It's been a strange year for the Booker Prize: there was a betting scandal, but other than that nobody seemed especially excited. Dovegreyreader didn't review the longlist and what were we to do without a female point of view? It was a loss to the publishers not to have her reading along. I noticed less raucousness among Booker bloggers this year--nobody can seriously regard Kevin from Canada or Asylum as rowdies--and there were fewer big names on the shortlist. I enjoyed Peter Carey's novel, but neglected to read the others on the shortlist, having eliminated three of the longlisted novels with the usual strangled "De gustibus non est disputandum."
There's been much ado about Howard Jacobson's novel being the first comic novel to win the Booker Prize. Fortunately, Jacobson pointed out in an interview with The Guardian that this was not true. "Kingsley Amis's The Old Devils won in 1986. That was comic. Even Salman Rushdie [who won with Midnight's Children] knows he is writing in the comic tradition of Rabelais and Cervantes."

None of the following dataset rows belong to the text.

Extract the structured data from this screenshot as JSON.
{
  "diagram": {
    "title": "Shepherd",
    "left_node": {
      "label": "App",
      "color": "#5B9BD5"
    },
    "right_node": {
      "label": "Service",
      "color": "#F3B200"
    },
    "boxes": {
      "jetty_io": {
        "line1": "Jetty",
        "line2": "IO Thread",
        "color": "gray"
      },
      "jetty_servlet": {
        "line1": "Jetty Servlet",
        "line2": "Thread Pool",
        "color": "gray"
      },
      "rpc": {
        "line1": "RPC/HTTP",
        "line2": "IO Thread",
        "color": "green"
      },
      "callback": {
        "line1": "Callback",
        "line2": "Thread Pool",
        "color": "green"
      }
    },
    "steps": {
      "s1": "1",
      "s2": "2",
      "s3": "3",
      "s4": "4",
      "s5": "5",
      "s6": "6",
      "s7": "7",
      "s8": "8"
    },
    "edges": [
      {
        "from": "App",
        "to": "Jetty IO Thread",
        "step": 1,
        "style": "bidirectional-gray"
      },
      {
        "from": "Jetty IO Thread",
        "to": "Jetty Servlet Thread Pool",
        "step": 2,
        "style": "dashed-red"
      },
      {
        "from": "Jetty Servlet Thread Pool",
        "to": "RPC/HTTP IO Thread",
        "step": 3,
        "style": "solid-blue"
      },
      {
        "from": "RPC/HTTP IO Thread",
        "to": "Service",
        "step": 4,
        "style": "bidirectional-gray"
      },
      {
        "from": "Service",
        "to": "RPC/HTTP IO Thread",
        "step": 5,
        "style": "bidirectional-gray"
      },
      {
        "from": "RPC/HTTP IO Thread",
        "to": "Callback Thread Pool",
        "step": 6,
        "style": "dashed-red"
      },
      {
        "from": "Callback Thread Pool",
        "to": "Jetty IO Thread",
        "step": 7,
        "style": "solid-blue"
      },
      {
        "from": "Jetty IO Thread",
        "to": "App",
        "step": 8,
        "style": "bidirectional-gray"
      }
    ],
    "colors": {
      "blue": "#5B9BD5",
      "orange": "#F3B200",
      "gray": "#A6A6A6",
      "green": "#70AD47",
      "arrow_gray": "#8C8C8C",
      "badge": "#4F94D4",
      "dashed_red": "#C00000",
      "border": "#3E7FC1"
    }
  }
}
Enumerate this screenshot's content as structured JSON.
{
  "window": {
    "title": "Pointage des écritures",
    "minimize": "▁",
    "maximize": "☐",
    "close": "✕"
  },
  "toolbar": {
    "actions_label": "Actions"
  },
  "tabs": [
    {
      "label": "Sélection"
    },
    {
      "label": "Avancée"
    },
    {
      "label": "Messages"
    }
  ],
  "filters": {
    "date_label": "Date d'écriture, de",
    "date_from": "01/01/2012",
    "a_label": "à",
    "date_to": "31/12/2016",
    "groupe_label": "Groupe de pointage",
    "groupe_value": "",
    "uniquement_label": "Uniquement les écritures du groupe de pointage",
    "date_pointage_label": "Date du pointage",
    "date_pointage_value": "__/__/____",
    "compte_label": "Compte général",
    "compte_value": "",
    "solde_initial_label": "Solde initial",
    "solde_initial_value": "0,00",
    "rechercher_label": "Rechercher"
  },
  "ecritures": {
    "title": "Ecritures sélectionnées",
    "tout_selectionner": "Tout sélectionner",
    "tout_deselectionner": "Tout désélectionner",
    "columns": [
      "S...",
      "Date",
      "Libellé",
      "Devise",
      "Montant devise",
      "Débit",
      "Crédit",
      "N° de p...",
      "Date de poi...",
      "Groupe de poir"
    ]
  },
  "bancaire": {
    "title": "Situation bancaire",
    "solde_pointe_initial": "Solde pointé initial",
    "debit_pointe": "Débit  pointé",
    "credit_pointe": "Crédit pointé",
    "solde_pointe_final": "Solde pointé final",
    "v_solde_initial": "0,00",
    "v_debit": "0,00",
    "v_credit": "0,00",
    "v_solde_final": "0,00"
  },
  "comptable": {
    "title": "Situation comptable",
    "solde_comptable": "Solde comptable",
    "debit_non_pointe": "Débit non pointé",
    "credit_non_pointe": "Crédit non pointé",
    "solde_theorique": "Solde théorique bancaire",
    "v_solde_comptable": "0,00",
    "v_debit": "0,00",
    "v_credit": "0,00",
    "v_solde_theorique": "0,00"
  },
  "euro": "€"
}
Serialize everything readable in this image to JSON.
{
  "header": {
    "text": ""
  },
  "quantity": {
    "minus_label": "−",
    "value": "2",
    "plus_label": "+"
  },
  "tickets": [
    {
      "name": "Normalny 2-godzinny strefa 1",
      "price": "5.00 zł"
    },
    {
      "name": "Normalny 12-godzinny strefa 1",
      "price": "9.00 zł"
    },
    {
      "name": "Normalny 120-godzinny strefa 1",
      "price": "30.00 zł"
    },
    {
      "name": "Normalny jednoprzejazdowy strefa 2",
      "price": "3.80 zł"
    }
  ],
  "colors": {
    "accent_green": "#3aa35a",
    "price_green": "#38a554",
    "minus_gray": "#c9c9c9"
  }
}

The National Book Award finalists have also been announced today. The fiction finalists are:
Nicole Krauss's Great House
Lionel Shriver's So Much for That
Peter Carey's Parrot and Olivier in America
Jaimy Gordon's Lord of Misrule
Karen Tei Yamashita's I Hotel
Perhaps I'll read one or two of these, but I've read so many contemporary books lately that I am longing for the classics.
4 comments:
I haven't read any of these, but I would put my money on "The Great House". The reason I suspect this book will win is because Krauss's last book "The History of Love" was rather under-covered and under-appreciated, and now everyone realizes this was one of the great books of the last few years. Therefore they will give the award to "The Great House" to honor her previous book.
I don't know about any of these writers except Peter Carey.
Krauss is married to Jonathan Safran Foer. Isn't he another of the New YOrker 20-under-40s?
Yes, they are married. Jonathan Safron-Foer got a lot of praise for his forst book "Everything is Illuminated" which I didn't like that much. But I keep hearing good things about Krauss' first book, and have been tempted to read it. The New York Times had a positive review of "The Great House", but they tend not to criticize any of the expected big books, because they consider themselves part of the book industry.
I'm intrigued that I Hotel is published by Coffeehouse Press. I haven't seen that around, alas.